Aunque los mercados, frágiles y la expectativa, sí resintieron el anuncio que viene a abonar un poco más de incertidumbre entre los inversionistas, no sólo por los conflictos entre China y Estados Unidos, Irán y Estados Unidos, los aranceles al acero o la amenaza hacia los migrantes, sino por la desconfianza en el futuro del país.

Lo cierto es que los desencuentros entre Carlos Urzúa, secretario de Hacienda, y Alfonso Romo, Jefe de la Oficina de la Presidencia y vínculo entre Andrés Manuel López Obrador y los empresarios de Monterrey, era más que evidente.

Alfonso Romo, jefe de la Oficina de la Presidencia (Foto: archivo)
Alfonso Romo, jefe de la Oficina de la Presidencia (Foto: archivo)

Más de egos que de estrategia financiera, más de cotos de poder que de coordinación, y se vio desde las primeras semanas que tomaron posesión de sus respectivos cargos.

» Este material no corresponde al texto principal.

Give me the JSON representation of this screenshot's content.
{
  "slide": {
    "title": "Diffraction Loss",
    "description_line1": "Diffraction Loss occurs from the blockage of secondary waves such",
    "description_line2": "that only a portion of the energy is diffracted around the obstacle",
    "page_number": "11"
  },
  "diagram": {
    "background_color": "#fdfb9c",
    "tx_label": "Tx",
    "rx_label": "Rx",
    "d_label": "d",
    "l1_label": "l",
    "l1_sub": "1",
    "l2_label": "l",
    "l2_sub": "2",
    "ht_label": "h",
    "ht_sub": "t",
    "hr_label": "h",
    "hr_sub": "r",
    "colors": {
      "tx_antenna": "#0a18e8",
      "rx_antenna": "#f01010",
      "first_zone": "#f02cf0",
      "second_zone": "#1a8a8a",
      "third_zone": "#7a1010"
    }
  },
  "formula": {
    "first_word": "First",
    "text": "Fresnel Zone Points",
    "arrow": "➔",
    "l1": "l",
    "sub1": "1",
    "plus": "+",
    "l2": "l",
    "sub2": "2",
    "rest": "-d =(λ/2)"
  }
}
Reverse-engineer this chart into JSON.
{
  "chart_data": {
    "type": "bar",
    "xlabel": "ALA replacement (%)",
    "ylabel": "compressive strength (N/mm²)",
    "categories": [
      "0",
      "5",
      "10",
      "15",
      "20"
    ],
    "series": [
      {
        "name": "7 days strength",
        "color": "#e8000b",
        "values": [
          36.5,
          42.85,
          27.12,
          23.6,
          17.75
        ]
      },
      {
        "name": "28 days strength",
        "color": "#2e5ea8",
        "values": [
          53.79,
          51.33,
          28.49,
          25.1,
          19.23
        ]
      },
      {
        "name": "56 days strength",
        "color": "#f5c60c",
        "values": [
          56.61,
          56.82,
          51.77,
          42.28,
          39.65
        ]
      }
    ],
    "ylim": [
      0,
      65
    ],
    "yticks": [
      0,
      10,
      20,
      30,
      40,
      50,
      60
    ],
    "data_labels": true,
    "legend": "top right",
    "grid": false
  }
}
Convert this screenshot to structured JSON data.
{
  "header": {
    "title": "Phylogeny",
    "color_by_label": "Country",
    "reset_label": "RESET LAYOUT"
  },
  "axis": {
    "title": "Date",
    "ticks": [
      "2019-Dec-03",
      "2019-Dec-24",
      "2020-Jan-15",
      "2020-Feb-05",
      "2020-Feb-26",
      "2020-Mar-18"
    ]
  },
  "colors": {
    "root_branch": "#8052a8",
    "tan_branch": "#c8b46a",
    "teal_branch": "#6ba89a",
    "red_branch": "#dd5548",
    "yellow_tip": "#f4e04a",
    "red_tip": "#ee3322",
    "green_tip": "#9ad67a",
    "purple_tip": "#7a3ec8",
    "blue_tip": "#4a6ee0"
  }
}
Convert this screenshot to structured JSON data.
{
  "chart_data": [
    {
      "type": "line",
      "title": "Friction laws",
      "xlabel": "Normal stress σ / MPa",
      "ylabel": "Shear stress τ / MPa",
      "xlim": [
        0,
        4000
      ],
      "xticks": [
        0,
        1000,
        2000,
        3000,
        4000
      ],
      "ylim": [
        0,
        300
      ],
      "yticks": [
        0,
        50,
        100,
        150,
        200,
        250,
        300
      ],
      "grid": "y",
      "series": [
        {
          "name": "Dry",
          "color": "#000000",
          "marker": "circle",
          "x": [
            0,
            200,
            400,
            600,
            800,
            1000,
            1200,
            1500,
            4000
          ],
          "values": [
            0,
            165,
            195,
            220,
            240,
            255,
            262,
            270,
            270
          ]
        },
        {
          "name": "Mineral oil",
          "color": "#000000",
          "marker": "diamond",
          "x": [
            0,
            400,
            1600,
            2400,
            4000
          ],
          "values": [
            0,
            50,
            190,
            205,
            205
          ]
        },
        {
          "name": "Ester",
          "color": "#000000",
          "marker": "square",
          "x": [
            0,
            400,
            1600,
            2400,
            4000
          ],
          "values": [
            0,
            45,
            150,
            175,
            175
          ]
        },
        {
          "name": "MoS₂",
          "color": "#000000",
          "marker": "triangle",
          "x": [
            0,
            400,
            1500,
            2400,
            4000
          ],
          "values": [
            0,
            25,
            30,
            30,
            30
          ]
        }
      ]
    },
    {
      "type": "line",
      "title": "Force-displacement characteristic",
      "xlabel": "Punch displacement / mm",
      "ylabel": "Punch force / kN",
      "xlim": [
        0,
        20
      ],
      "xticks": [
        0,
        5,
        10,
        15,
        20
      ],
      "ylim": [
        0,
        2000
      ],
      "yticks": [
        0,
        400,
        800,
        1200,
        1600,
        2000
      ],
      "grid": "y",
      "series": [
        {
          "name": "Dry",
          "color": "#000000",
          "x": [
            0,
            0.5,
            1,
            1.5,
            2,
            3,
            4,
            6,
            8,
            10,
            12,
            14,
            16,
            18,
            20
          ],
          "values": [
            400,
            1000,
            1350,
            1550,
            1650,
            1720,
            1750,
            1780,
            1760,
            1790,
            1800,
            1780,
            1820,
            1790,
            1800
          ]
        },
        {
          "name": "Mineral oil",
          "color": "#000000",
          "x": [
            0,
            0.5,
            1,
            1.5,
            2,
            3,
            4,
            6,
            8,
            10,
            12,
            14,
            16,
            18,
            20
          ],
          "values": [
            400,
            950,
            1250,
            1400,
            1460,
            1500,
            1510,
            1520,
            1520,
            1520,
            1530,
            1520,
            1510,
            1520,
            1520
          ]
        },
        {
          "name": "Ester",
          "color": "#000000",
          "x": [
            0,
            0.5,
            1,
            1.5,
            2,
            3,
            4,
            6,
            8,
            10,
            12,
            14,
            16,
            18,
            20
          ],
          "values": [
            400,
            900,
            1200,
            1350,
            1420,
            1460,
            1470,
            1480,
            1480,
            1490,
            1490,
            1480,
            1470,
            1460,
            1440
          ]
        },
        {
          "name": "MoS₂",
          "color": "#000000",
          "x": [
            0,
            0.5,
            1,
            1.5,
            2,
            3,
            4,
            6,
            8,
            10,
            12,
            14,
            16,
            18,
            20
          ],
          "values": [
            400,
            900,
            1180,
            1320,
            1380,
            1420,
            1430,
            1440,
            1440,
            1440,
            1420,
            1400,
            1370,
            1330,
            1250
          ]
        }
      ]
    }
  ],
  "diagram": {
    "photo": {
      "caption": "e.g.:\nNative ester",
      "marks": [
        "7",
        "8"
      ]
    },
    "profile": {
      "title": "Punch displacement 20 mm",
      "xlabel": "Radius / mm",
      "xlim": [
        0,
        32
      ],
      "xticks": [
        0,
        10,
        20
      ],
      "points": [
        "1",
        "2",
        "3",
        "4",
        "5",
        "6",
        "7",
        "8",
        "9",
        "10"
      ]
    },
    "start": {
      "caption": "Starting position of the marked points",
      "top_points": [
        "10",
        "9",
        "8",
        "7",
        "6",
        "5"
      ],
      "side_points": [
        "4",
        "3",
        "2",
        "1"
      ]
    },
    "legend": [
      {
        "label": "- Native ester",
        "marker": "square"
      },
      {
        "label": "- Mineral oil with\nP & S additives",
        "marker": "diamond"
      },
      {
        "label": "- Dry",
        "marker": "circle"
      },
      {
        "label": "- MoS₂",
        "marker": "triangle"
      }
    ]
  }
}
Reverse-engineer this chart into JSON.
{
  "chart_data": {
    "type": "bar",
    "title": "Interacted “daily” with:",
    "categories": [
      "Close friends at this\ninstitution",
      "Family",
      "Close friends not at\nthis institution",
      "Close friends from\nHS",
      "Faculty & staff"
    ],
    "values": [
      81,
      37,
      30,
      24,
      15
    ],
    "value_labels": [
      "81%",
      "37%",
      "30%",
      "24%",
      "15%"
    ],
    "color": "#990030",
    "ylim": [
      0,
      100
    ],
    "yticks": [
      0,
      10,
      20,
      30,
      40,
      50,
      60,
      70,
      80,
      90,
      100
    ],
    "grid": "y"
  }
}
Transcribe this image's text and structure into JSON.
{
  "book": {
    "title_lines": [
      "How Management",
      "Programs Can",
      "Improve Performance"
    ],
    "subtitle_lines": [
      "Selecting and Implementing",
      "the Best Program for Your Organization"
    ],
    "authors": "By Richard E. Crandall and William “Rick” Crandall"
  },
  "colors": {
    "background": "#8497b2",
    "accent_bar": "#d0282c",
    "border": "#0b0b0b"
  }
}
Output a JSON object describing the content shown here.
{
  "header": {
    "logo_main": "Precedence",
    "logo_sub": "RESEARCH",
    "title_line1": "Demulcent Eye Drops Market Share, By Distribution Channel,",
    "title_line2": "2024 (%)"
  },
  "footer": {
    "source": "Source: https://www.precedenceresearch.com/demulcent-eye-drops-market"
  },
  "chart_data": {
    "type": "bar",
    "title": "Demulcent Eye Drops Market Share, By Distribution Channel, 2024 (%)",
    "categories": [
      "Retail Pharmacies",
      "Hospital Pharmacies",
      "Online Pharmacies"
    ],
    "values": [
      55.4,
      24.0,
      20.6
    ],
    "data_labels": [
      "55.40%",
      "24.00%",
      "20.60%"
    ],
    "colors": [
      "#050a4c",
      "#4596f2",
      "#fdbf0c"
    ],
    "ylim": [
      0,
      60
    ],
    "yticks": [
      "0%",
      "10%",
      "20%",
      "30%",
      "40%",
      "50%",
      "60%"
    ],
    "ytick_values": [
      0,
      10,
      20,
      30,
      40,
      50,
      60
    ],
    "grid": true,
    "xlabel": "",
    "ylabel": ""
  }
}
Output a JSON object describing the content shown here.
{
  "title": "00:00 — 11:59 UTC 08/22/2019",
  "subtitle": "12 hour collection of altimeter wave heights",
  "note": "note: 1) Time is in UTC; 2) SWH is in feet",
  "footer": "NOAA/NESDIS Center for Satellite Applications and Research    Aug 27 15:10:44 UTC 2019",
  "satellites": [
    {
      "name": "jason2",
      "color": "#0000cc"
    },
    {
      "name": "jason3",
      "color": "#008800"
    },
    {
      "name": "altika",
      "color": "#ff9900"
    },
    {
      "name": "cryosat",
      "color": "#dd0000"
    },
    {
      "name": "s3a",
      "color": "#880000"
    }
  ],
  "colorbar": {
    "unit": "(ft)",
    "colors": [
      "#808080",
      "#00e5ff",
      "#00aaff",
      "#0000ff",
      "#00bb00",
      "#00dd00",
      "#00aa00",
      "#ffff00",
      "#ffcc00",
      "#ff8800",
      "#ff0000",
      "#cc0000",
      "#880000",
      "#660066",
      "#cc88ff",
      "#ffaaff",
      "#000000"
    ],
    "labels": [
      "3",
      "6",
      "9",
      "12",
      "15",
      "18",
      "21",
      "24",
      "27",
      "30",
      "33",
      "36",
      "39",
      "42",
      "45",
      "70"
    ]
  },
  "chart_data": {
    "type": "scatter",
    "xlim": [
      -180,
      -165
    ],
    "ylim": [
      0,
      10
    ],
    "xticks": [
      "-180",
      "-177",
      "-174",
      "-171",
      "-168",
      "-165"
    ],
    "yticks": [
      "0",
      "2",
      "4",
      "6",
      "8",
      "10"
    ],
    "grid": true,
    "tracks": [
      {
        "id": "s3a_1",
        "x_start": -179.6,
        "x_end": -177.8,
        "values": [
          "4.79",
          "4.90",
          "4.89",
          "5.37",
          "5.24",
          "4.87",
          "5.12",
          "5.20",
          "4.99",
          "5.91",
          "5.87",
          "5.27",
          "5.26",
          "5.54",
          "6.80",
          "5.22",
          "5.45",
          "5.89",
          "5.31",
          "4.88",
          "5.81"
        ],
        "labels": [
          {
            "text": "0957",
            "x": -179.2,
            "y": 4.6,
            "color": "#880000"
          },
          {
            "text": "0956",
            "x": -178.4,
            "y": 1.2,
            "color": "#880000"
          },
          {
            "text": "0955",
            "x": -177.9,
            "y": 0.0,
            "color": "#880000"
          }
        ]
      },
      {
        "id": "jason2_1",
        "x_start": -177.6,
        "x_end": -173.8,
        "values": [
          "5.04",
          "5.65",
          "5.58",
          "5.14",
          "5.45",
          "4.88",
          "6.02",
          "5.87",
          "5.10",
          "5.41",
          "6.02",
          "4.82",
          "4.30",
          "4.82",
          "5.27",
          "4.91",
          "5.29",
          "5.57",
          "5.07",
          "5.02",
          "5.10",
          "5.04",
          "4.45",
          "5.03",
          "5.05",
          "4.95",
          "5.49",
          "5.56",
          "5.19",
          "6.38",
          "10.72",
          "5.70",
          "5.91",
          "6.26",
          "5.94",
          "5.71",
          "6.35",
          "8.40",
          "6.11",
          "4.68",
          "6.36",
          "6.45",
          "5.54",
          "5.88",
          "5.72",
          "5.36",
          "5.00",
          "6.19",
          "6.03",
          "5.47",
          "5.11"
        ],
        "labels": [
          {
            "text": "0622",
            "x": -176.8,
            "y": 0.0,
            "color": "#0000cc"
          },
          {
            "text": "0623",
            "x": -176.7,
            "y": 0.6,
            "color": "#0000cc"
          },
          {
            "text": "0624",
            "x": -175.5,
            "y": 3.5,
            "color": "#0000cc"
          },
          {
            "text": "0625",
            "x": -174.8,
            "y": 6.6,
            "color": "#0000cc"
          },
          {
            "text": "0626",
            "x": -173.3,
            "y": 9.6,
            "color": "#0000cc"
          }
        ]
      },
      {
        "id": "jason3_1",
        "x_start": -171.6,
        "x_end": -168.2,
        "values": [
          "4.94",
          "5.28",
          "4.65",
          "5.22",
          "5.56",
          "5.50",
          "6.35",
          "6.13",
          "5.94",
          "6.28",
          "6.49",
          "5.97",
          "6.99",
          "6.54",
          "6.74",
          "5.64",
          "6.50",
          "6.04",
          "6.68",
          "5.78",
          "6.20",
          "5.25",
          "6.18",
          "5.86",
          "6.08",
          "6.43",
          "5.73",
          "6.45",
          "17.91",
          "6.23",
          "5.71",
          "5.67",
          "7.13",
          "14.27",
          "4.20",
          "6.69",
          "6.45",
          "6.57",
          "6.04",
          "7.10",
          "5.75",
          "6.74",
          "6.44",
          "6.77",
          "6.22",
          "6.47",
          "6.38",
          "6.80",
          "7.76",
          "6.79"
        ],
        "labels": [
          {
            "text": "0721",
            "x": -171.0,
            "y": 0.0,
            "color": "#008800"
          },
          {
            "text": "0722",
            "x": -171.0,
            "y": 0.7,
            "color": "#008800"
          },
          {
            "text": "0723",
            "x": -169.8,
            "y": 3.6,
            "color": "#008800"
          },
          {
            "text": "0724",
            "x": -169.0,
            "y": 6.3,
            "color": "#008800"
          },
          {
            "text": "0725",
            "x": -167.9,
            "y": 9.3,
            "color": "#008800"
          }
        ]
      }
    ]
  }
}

Cada quien quiso imponer a su equipo, aunque no tuviera la experiencia necesaria para desempeñarse en el cargo y ambos, incluso, aceptaron imposiciones de la 4T para los nombramientos de quienes serían sus subalternos. Y es que ninguno de los dos, además, trató de aterciopelar un enfrentamiento que era público y privado entre ambos equipos.

El primer desacuerdo se vio con el Nuevo Aeropuerto Internacional de México (NAIM). Romo apostó y aseguró a los empresarios que seguiría el proyecto de Texcoco, mientras que Urzúa -siguiendo las indicaciones de AMLO- lo sepultó.

En el tema del Nuevo Aeropuerto Internacional de México, Carlos Urzúa mantuvo la orden del presidente (Foto: Especial)
En el tema del Nuevo Aeropuerto Internacional de México, Carlos Urzúa mantuvo la orden del presidente (Foto: Especial)

Mientras Romo se disciplina en la toma de decisiones, siguiendo a la 4T, no sin analizar y dar su punto de vista, Urzúa se dedicó cumplir las órdenes del presidente López Obrador, sin cuestionar, aún sabiendo que las implicaciones económicas pudieran ser negativas, como un adelgazamiento extremo de la administración pública y una centralización de las funciones, que sólo ha paralizado la funcionalidad del aparato público en todos los órdenes.

A las decisiones del aeropuerto vinieron las medidas para combatir el huachicoleo y el consecuente desabasto de gasolina, las huelgas de Matamoros, la andanada contra los contratistas de la CFE, la austeridad en el gasto, y una serie de anuncios con impacto extremo en las finanzas públicas, que terminaron en una descalificación a Pemex y obligaron al gobierno no a pedir más deuda, sino a reestructurar la que ya no se podía pagar.

Por su carta de renuncia pareciera que Urzúa sabía del impacto que puede causar a la economía una elevada inflación, el no incentivar el consumo interno y la producción, la necesidad de aumentar la producción petrolera y evitar los conflictos gremiales. Incluso, del costo de correr, como se hizo, a tanto funcionario público que era estratégico en las funciones que venía desempeñando, en aras de una política de austeridad.

Germán Martínez culpó al ex secretario de Hacienda de querer imponer sus criterios (Foto: Cuartoscuro)
Germán Martínez culpó al ex secretario de Hacienda de querer imponer sus criterios (Foto: Cuartoscuro)

Estas discrepancias económicas que se sumaron a las diferencias con algunos miembros del gabinete, además de Romo el entonces director general del IMSS, Germán Martínez Cázares, quien denunció la injerencia de Hacienda en las finanzas del Instituto, son hoy evidencia de que se tomaban "decisiones de política pública sin el suficiente sustento" y cuidando los efectos que pueden causar, más allá de colores partidistas.

La renuncia de Urzúa es, en pocas palabras, un deslinde de lo que pudiera pasar por decisiones no pensadas o un hartazgo de las imposiciones en la Secretaría a diversos personajes que, según él, no saben cómo se trabaja la Hacienda Pública, lo que evidencia que el amiguismo y el nepotismo siguen en la 4T. El tiempo lo dirá.